Picking Splinters: Gimme The Good Stuff

Sometimes I just think the world of sports is messed up.

I’m not just talking about the illogical stuff — like the Orioles firing manager Sam Perlozzo only to temporarily replace him with bullpen coach Dave Trembley. This when the bullpen perhaps has failed the team worst of all en route to a record of 29-40 heading into Tuesday.

I’m not just talking about the unusually odd either — like when Redskins’ top draft choice LaRon Landry missed time at last week’s minicamp after he was shot in the groin by a teammate during a “team-building” game of paintball.

I’m talking about strip club shootings. I’m talking about dog fighting. I’m talking about cheaters and drug users and intoxicated drivers.

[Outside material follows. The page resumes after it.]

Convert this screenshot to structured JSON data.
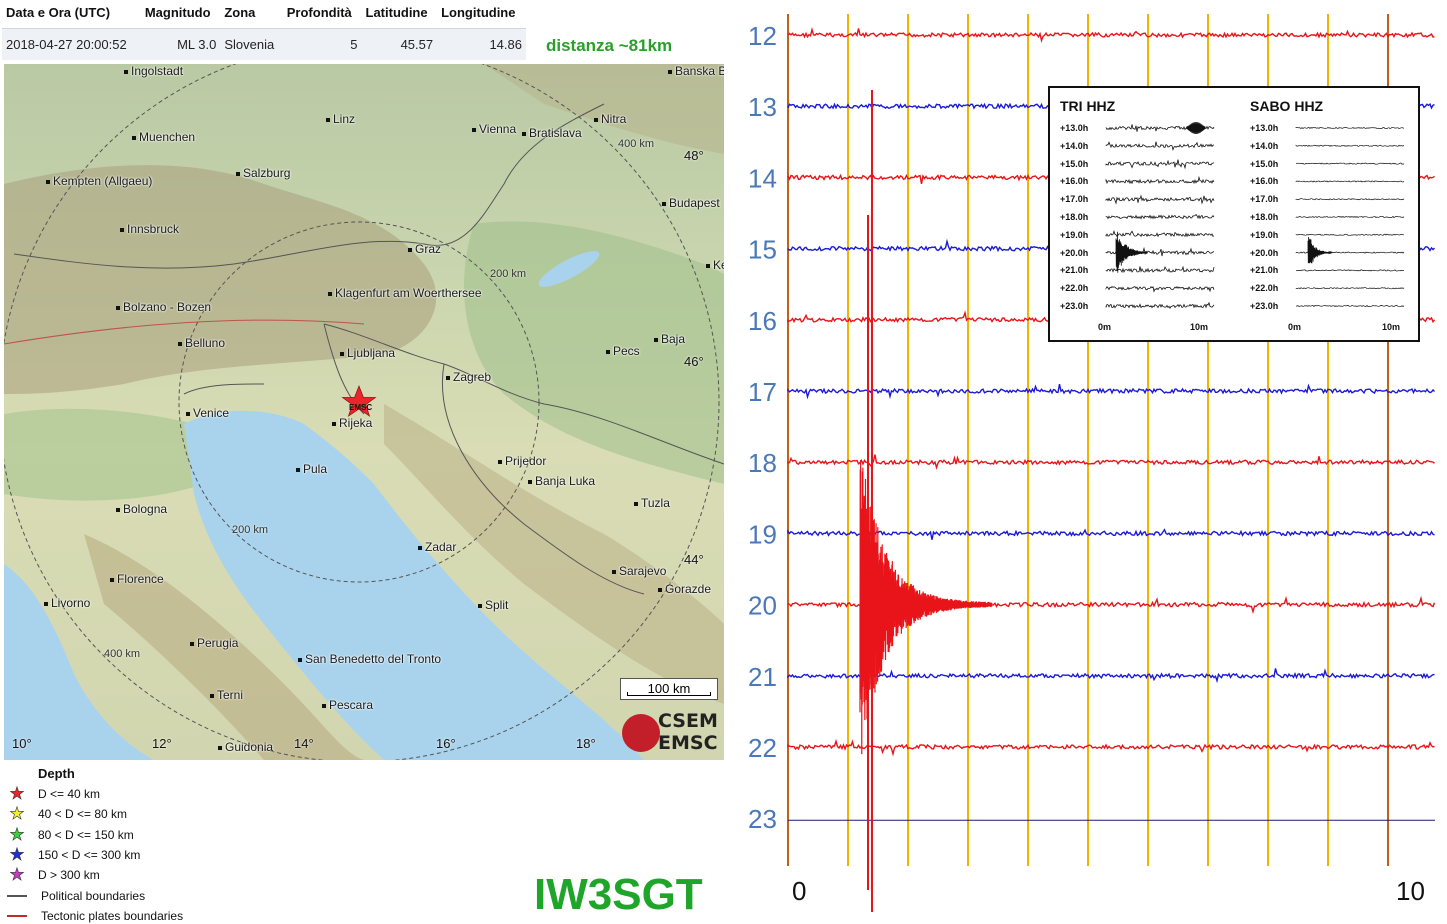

Forget those first items about Trembley and Landry. Those are just bizarre, like an episode of “Jerry Springer” during sweeps week … or any week. This other stuff is the sort that makes it onto “America’s Most Wanted.” And it’s this felony-caliber material that has comprised most of the big sports headlines of late.

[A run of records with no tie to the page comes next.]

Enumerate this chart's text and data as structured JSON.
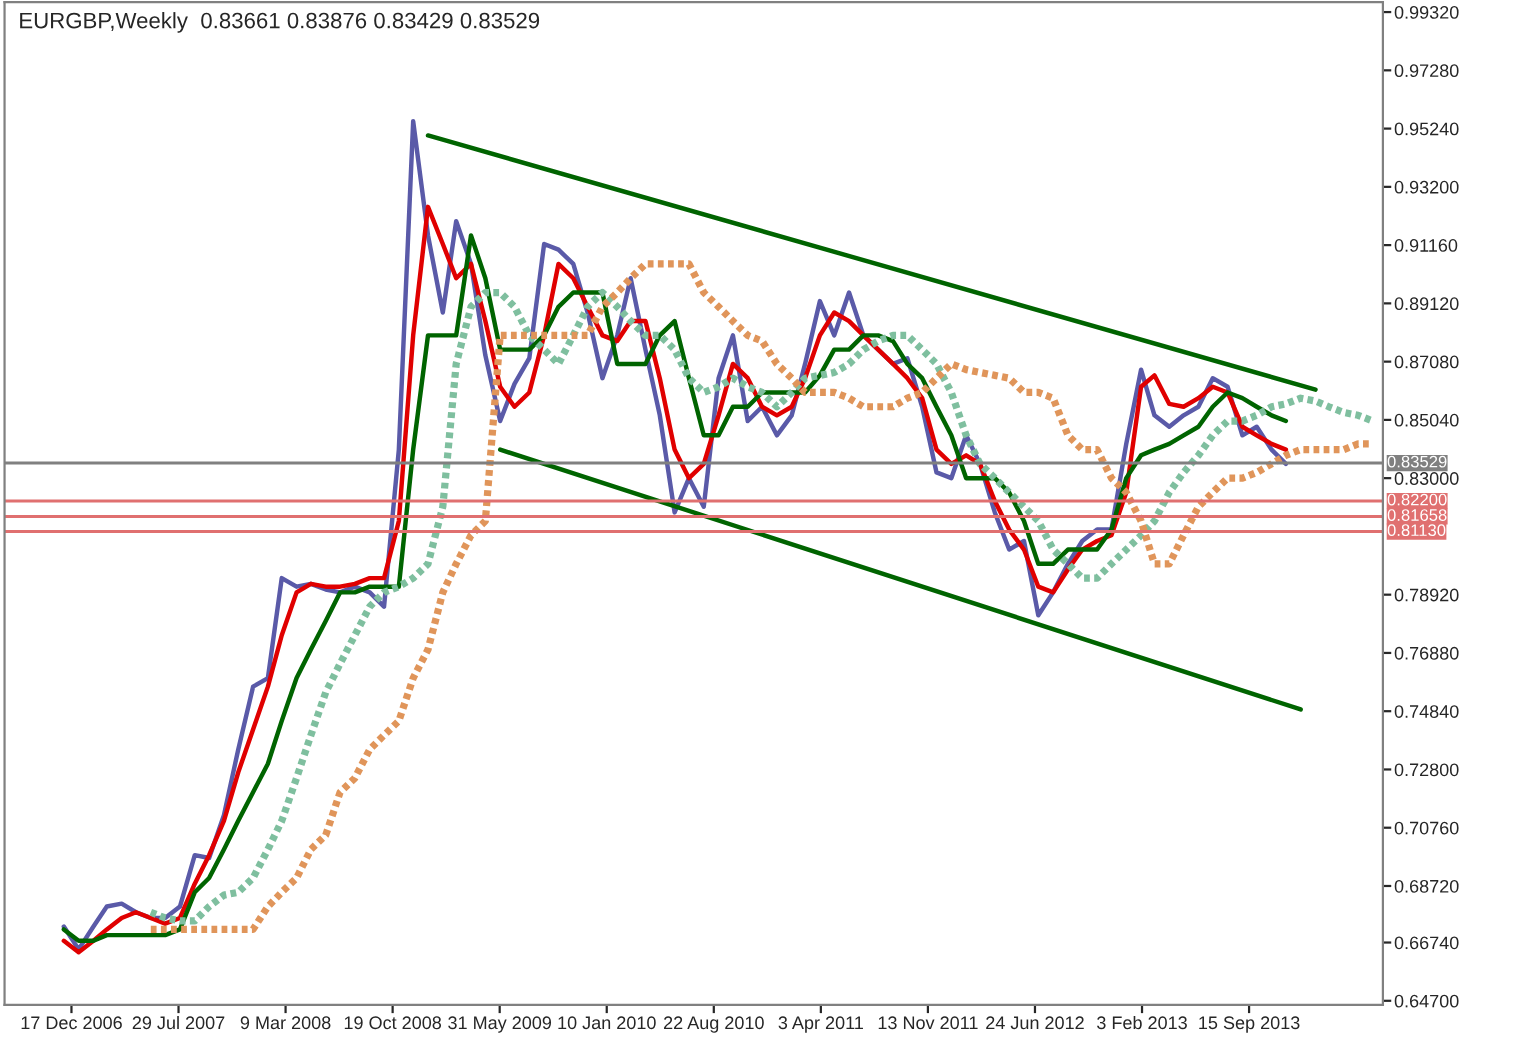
{
  "chart_data": {
    "type": "line",
    "title": "EURGBP,Weekly  0.83661 0.83876 0.83429 0.83529",
    "x": [
      "2006-12",
      "2007-01",
      "2007-02",
      "2007-03",
      "2007-04",
      "2007-05",
      "2007-06",
      "2007-07",
      "2007-08",
      "2007-09",
      "2007-10",
      "2007-11",
      "2007-12",
      "2008-01",
      "2008-02",
      "2008-03",
      "2008-04",
      "2008-05",
      "2008-06",
      "2008-07",
      "2008-08",
      "2008-09",
      "2008-10",
      "2008-11",
      "2008-12",
      "2009-01",
      "2009-02",
      "2009-03",
      "2009-04",
      "2009-05",
      "2009-06",
      "2009-07",
      "2009-08",
      "2009-09",
      "2009-10",
      "2009-11",
      "2009-12",
      "2010-01",
      "2010-02",
      "2010-03",
      "2010-04",
      "2010-05",
      "2010-06",
      "2010-07",
      "2010-08",
      "2010-09",
      "2010-10",
      "2010-11",
      "2010-12",
      "2011-01",
      "2011-02",
      "2011-03",
      "2011-04",
      "2011-05",
      "2011-06",
      "2011-07",
      "2011-08",
      "2011-09",
      "2011-10",
      "2011-11",
      "2011-12",
      "2012-01",
      "2012-02",
      "2012-03",
      "2012-04",
      "2012-05",
      "2012-06",
      "2012-07",
      "2012-08",
      "2012-09",
      "2012-10",
      "2012-11",
      "2012-12",
      "2013-01",
      "2013-02",
      "2013-03",
      "2013-04",
      "2013-05",
      "2013-06",
      "2013-07",
      "2013-08",
      "2013-09",
      "2013-10",
      "2013-11",
      "2013-12"
    ],
    "series": [
      {
        "color": "#5a5aa8",
        "line_style": "solid",
        "values": [
          0.673,
          0.665,
          0.673,
          0.68,
          0.681,
          0.678,
          0.676,
          0.676,
          0.68,
          0.698,
          0.697,
          0.712,
          0.735,
          0.757,
          0.76,
          0.795,
          0.792,
          0.793,
          0.791,
          0.79,
          0.792,
          0.79,
          0.785,
          0.84,
          0.955,
          0.915,
          0.888,
          0.92,
          0.905,
          0.873,
          0.85,
          0.863,
          0.872,
          0.912,
          0.91,
          0.905,
          0.888,
          0.865,
          0.88,
          0.9,
          0.875,
          0.852,
          0.818,
          0.83,
          0.82,
          0.865,
          0.88,
          0.85,
          0.855,
          0.845,
          0.852,
          0.87,
          0.892,
          0.88,
          0.895,
          0.88,
          0.875,
          0.87,
          0.872,
          0.855,
          0.832,
          0.83,
          0.845,
          0.835,
          0.818,
          0.805,
          0.808,
          0.782,
          0.79,
          0.8,
          0.808,
          0.812,
          0.812,
          0.842,
          0.868,
          0.852,
          0.848,
          0.852,
          0.855,
          0.865,
          0.862,
          0.845,
          0.848,
          0.84,
          0.835
        ]
      },
      {
        "color": "#e00000",
        "line_style": "solid",
        "values": [
          0.668,
          0.664,
          0.668,
          0.672,
          0.676,
          0.678,
          0.676,
          0.674,
          0.676,
          0.688,
          0.698,
          0.71,
          0.727,
          0.742,
          0.757,
          0.775,
          0.79,
          0.793,
          0.792,
          0.792,
          0.793,
          0.795,
          0.795,
          0.815,
          0.88,
          0.925,
          0.912,
          0.9,
          0.905,
          0.885,
          0.862,
          0.855,
          0.86,
          0.88,
          0.905,
          0.9,
          0.89,
          0.88,
          0.878,
          0.885,
          0.885,
          0.865,
          0.84,
          0.83,
          0.835,
          0.852,
          0.87,
          0.865,
          0.855,
          0.852,
          0.855,
          0.865,
          0.88,
          0.888,
          0.885,
          0.88,
          0.875,
          0.87,
          0.865,
          0.858,
          0.84,
          0.835,
          0.838,
          0.835,
          0.822,
          0.812,
          0.805,
          0.792,
          0.79,
          0.798,
          0.805,
          0.808,
          0.81,
          0.825,
          0.862,
          0.866,
          0.856,
          0.855,
          0.858,
          0.862,
          0.86,
          0.848,
          0.845,
          0.842,
          0.84
        ]
      },
      {
        "color": "#006400",
        "line_style": "solid",
        "values": [
          0.672,
          0.668,
          0.668,
          0.67,
          0.67,
          0.67,
          0.67,
          0.67,
          0.672,
          0.685,
          0.69,
          0.7,
          0.71,
          0.72,
          0.73,
          0.745,
          0.76,
          0.77,
          0.78,
          0.79,
          0.79,
          0.792,
          0.792,
          0.792,
          0.84,
          0.88,
          0.88,
          0.88,
          0.915,
          0.9,
          0.875,
          0.875,
          0.875,
          0.88,
          0.89,
          0.895,
          0.895,
          0.895,
          0.87,
          0.87,
          0.87,
          0.88,
          0.885,
          0.865,
          0.845,
          0.845,
          0.855,
          0.855,
          0.86,
          0.86,
          0.86,
          0.86,
          0.866,
          0.875,
          0.875,
          0.88,
          0.88,
          0.878,
          0.87,
          0.865,
          0.855,
          0.845,
          0.83,
          0.83,
          0.83,
          0.825,
          0.815,
          0.8,
          0.8,
          0.805,
          0.805,
          0.805,
          0.812,
          0.83,
          0.838,
          0.84,
          0.842,
          0.845,
          0.848,
          0.855,
          0.86,
          0.858,
          0.855,
          0.852,
          0.85
        ]
      },
      {
        "color": "#7fbf9f",
        "line_style": "dotted",
        "x": [
          "2007-06",
          "2007-07",
          "2007-08",
          "2007-09",
          "2007-10",
          "2007-11",
          "2007-12",
          "2008-01",
          "2008-02",
          "2008-03",
          "2008-04",
          "2008-05",
          "2008-06",
          "2008-07",
          "2008-08",
          "2008-09",
          "2008-10",
          "2008-11",
          "2008-12",
          "2009-01",
          "2009-02",
          "2009-03",
          "2009-04",
          "2009-05",
          "2009-06",
          "2009-07",
          "2009-08",
          "2009-09",
          "2009-10",
          "2009-11",
          "2009-12",
          "2010-01",
          "2010-02",
          "2010-03",
          "2010-04",
          "2010-05",
          "2010-06",
          "2010-07",
          "2010-08",
          "2010-09",
          "2010-10",
          "2010-11",
          "2010-12",
          "2011-01",
          "2011-02",
          "2011-03",
          "2011-04",
          "2011-05",
          "2011-06",
          "2011-07",
          "2011-08",
          "2011-09",
          "2011-10",
          "2011-11",
          "2011-12",
          "2012-01",
          "2012-02",
          "2012-03",
          "2012-04",
          "2012-05",
          "2012-06",
          "2012-07",
          "2012-08",
          "2012-09",
          "2012-10",
          "2012-11",
          "2012-12",
          "2013-01",
          "2013-02",
          "2013-03",
          "2013-04",
          "2013-05",
          "2013-06",
          "2013-07",
          "2013-08",
          "2013-09",
          "2013-10",
          "2013-11",
          "2013-12",
          "2014-01",
          "2014-02",
          "2014-03",
          "2014-04",
          "2014-05",
          "2014-06"
        ],
        "values": [
          0.678,
          0.676,
          0.675,
          0.675,
          0.68,
          0.684,
          0.685,
          0.69,
          0.7,
          0.71,
          0.725,
          0.74,
          0.755,
          0.765,
          0.775,
          0.785,
          0.79,
          0.792,
          0.795,
          0.8,
          0.82,
          0.87,
          0.89,
          0.895,
          0.895,
          0.89,
          0.88,
          0.875,
          0.87,
          0.88,
          0.89,
          0.895,
          0.89,
          0.885,
          0.88,
          0.88,
          0.875,
          0.865,
          0.86,
          0.862,
          0.865,
          0.862,
          0.86,
          0.855,
          0.86,
          0.865,
          0.866,
          0.867,
          0.87,
          0.875,
          0.878,
          0.88,
          0.88,
          0.875,
          0.87,
          0.86,
          0.845,
          0.835,
          0.83,
          0.825,
          0.82,
          0.815,
          0.805,
          0.8,
          0.795,
          0.795,
          0.8,
          0.805,
          0.81,
          0.815,
          0.825,
          0.832,
          0.838,
          0.845,
          0.85,
          0.85,
          0.852,
          0.855,
          0.856,
          0.858,
          0.857,
          0.855,
          0.853,
          0.852,
          0.85
        ]
      },
      {
        "color": "#e0955a",
        "line_style": "dotted",
        "x": [
          "2007-06",
          "2007-07",
          "2007-08",
          "2007-09",
          "2007-10",
          "2007-11",
          "2007-12",
          "2008-01",
          "2008-02",
          "2008-03",
          "2008-04",
          "2008-05",
          "2008-06",
          "2008-07",
          "2008-08",
          "2008-09",
          "2008-10",
          "2008-11",
          "2008-12",
          "2009-01",
          "2009-02",
          "2009-03",
          "2009-04",
          "2009-05",
          "2009-06",
          "2009-07",
          "2009-08",
          "2009-09",
          "2009-10",
          "2009-11",
          "2009-12",
          "2010-01",
          "2010-02",
          "2010-03",
          "2010-04",
          "2010-05",
          "2010-06",
          "2010-07",
          "2010-08",
          "2010-09",
          "2010-10",
          "2010-11",
          "2010-12",
          "2011-01",
          "2011-02",
          "2011-03",
          "2011-04",
          "2011-05",
          "2011-06",
          "2011-07",
          "2011-08",
          "2011-09",
          "2011-10",
          "2011-11",
          "2011-12",
          "2012-01",
          "2012-02",
          "2012-03",
          "2012-04",
          "2012-05",
          "2012-06",
          "2012-07",
          "2012-08",
          "2012-09",
          "2012-10",
          "2012-11",
          "2012-12",
          "2013-01",
          "2013-02",
          "2013-03",
          "2013-04",
          "2013-05",
          "2013-06",
          "2013-07",
          "2013-08",
          "2013-09",
          "2013-10",
          "2013-11",
          "2013-12",
          "2014-01",
          "2014-02",
          "2014-03",
          "2014-04",
          "2014-05",
          "2014-06"
        ],
        "values": [
          0.672,
          0.672,
          0.672,
          0.672,
          0.672,
          0.672,
          0.672,
          0.672,
          0.68,
          0.685,
          0.69,
          0.7,
          0.705,
          0.72,
          0.725,
          0.735,
          0.74,
          0.745,
          0.76,
          0.77,
          0.79,
          0.8,
          0.81,
          0.815,
          0.88,
          0.88,
          0.88,
          0.88,
          0.88,
          0.88,
          0.88,
          0.89,
          0.895,
          0.9,
          0.905,
          0.905,
          0.905,
          0.905,
          0.895,
          0.89,
          0.885,
          0.88,
          0.878,
          0.87,
          0.865,
          0.86,
          0.86,
          0.86,
          0.858,
          0.855,
          0.855,
          0.855,
          0.858,
          0.86,
          0.865,
          0.87,
          0.868,
          0.867,
          0.866,
          0.865,
          0.86,
          0.86,
          0.858,
          0.845,
          0.84,
          0.84,
          0.83,
          0.825,
          0.815,
          0.8,
          0.8,
          0.81,
          0.82,
          0.825,
          0.83,
          0.83,
          0.832,
          0.835,
          0.838,
          0.84,
          0.84,
          0.84,
          0.84,
          0.842,
          0.842
        ]
      },
      {
        "color": "#006400",
        "line_style": "solid",
        "x": [
          "2009-01",
          "2014-02"
        ],
        "values": [
          0.95,
          0.861
        ]
      },
      {
        "color": "#006400",
        "line_style": "solid",
        "x": [
          "2009-06",
          "2014-01"
        ],
        "values": [
          0.84,
          0.749
        ]
      }
    ],
    "xlim": [
      "2006-07-30",
      "2014-06-22"
    ],
    "xticks": [
      {
        "value": "2006-12-17",
        "label": "17 Dec 2006"
      },
      {
        "value": "2007-07-29",
        "label": "29 Jul 2007"
      },
      {
        "value": "2008-03-09",
        "label": "9 Mar 2008"
      },
      {
        "value": "2008-10-19",
        "label": "19 Oct 2008"
      },
      {
        "value": "2009-05-31",
        "label": "31 May 2009"
      },
      {
        "value": "2010-01-10",
        "label": "10 Jan 2010"
      },
      {
        "value": "2010-08-22",
        "label": "22 Aug 2010"
      },
      {
        "value": "2011-04-03",
        "label": "3 Apr 2011"
      },
      {
        "value": "2011-11-13",
        "label": "13 Nov 2011"
      },
      {
        "value": "2012-06-24",
        "label": "24 Jun 2012"
      },
      {
        "value": "2013-02-03",
        "label": "3 Feb 2013"
      },
      {
        "value": "2013-09-15",
        "label": "15 Sep 2013"
      }
    ],
    "ylim": [
      0.6456,
      0.9967
    ],
    "yticks": [
      {
        "value": 0.647,
        "label": "0.64700"
      },
      {
        "value": 0.6674,
        "label": "0.66740"
      },
      {
        "value": 0.6872,
        "label": "0.68720"
      },
      {
        "value": 0.7076,
        "label": "0.70760"
      },
      {
        "value": 0.728,
        "label": "0.72800"
      },
      {
        "value": 0.7484,
        "label": "0.74840"
      },
      {
        "value": 0.7688,
        "label": "0.76880"
      },
      {
        "value": 0.7892,
        "label": "0.78920"
      },
      {
        "value": 0.83,
        "label": "0.83000"
      },
      {
        "value": 0.8504,
        "label": "0.85040"
      },
      {
        "value": 0.8708,
        "label": "0.87080"
      },
      {
        "value": 0.8912,
        "label": "0.89120"
      },
      {
        "value": 0.9116,
        "label": "0.91160"
      },
      {
        "value": 0.932,
        "label": "0.93200"
      },
      {
        "value": 0.9524,
        "label": "0.95240"
      },
      {
        "value": 0.9728,
        "label": "0.97280"
      },
      {
        "value": 0.9932,
        "label": "0.99320"
      }
    ],
    "ref_lines": [
      {
        "axis": "y",
        "value": 0.83529,
        "label": "0.83529",
        "color": "#808080"
      },
      {
        "axis": "y",
        "value": 0.822,
        "label": "0.82200",
        "color": "#e07070"
      },
      {
        "axis": "y",
        "value": 0.81658,
        "label": "0.81658",
        "color": "#e07070"
      },
      {
        "axis": "y",
        "value": 0.8113,
        "label": "0.81130",
        "color": "#e07070"
      }
    ],
    "grid": false,
    "legend": false
  }
}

Maybe this is another instance of my semi-regular residency in the Ivory Tower of sports journalism, but this streak has me wondering — Is this news the best we’ve got?

It’s not that Michael Vick’s dogfighting dacha isn’t news, but do we really need to follow it so closely? Let’s think outside of convention for a second.

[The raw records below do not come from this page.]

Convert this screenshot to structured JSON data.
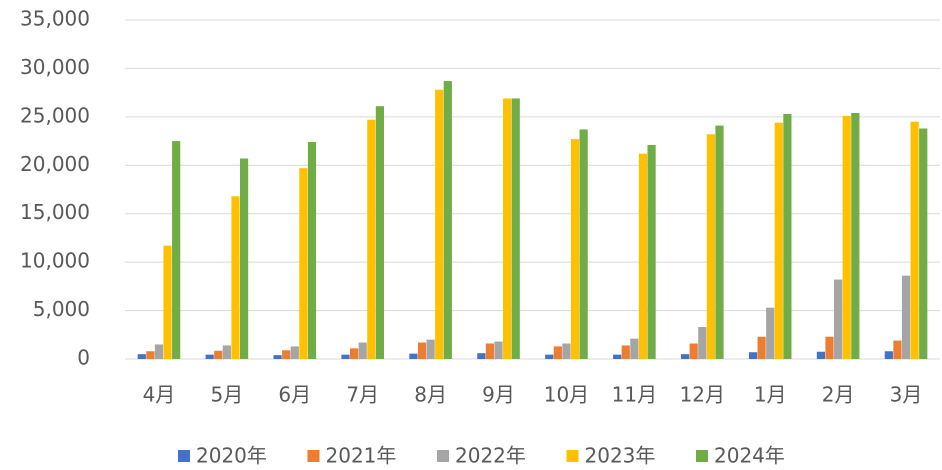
{
  "chart_data": {
    "type": "bar",
    "categories": [
      "4月",
      "5月",
      "6月",
      "7月",
      "8月",
      "9月",
      "10月",
      "11月",
      "12月",
      "1月",
      "2月",
      "3月"
    ],
    "series": [
      {
        "name": "2020年",
        "color": "#4472c4",
        "values": [
          500,
          450,
          400,
          450,
          550,
          600,
          450,
          450,
          500,
          700,
          750,
          800
        ]
      },
      {
        "name": "2021年",
        "color": "#ed7d31",
        "values": [
          800,
          850,
          900,
          1100,
          1700,
          1600,
          1300,
          1400,
          1600,
          2300,
          2300,
          1900
        ]
      },
      {
        "name": "2022年",
        "color": "#a5a5a5",
        "values": [
          1500,
          1400,
          1300,
          1700,
          2000,
          1800,
          1600,
          2100,
          3300,
          5300,
          8200,
          8600
        ]
      },
      {
        "name": "2023年",
        "color": "#ffc000",
        "values": [
          11700,
          16800,
          19700,
          24700,
          27800,
          26900,
          22700,
          21200,
          23200,
          24400,
          25100,
          24500
        ]
      },
      {
        "name": "2024年",
        "color": "#70ad47",
        "values": [
          22500,
          20700,
          22400,
          26100,
          28700,
          26900,
          23700,
          22100,
          24100,
          25300,
          25400,
          23800
        ]
      }
    ],
    "ylim": [
      0,
      35000
    ],
    "yticks": [
      0,
      {
        "value": 5000,
        "label": "5,000"
      },
      {
        "value": 10000,
        "label": "10,000"
      },
      {
        "value": 15000,
        "label": "15,000"
      },
      {
        "value": 20000,
        "label": "20,000"
      },
      {
        "value": 25000,
        "label": "25,000"
      },
      {
        "value": 30000,
        "label": "30,000"
      },
      {
        "value": 35000,
        "label": "35,000"
      }
    ],
    "grid": true,
    "legend": "bottom"
  }
}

It’s no secret that people crave bad news. We like the rich and famous, but not nearly as much as when they fall on their faces. If it bleeds, it leads for a reason. Namely because readers buy it. The paparazzi wouldn’t stalk celebs if consumers didn’t suck up their dirt in the supermarket checkout line. And the sports media is following suit. You only have to look at a segment on ESPN devoted to Paris Hilton’s return to prison to see that.

It feels like the bar is getting lower and lower and rather than question the trend, everyone is doing the limbo to try to get under it.

But what if we forgot about the villains every once and a while and focused on the heroes a little more. What if we put a hold on the head cases and rolled more role models. Role models like Jason Simmons of the Houston Texans.

When Ahman Green came over from the Packers to the Texans he wanted to “buy” the No. 30 jersey (Green’s lucky number with Green Bay) away from the veteran Simmons. Instead of asking for a Rolex, or a Range Rover or enough cash to “make it rain,” Simmons told Green to cough up a downpayment so a single-parent family could purchase a new home.

Yeah, that’s a great idea. And yeah, that’s a great story. Thank God that Sports Illustrated’s Rick Reilly, who is great at unearthing these sort of gems, took the time, and the ink, to share it.

I feel that the planet established long ago that the sports world is one of entertainment. It’s about exchanging money to watch athletes play games that we loved as children, and play them better than we could ever imagine. For saps like me, there are other elements of enjoyment in athletics: the thrill of victory, working with teammates towards a common goal, building character through competition, expounding anecdotes from games into anthologies of life lessons bearing a title prefixed by “Chicken Soup.” There is a value to stories like Reilly’s that I truly believe makes this world a better place … at least from up here on my ivory perch.

This other stuff — which I’ll summarize under the all-encompassing title of “The Bengals” — does this really even matter?

Can you name the last druggie whose dime-bag bust was covered on the six o’clock news? How about the last businessman in your city to get bagged on a DUI? I doubt it. But when you switch those names with star athletes, we lap it up. This is excitement for most people. This is entertainment. I, however, think we can do without it.

Hard news about killers and warlords and terrorists and presidential debates — that affects our lives and those of our families. That’s important. Sports are entertainment. They are a luxury. Here we can afford to look away from this stuff and onto something more worthwhile. So why don’t we?

If we cut back on the coverage of some of these celebrity criminals, what’s the worst that can happen? A bad week for someone’s fantasy football team? But if we shine the spotlight in a different direction, onto stories like that of Green and Simmons, then who knows what else we might find.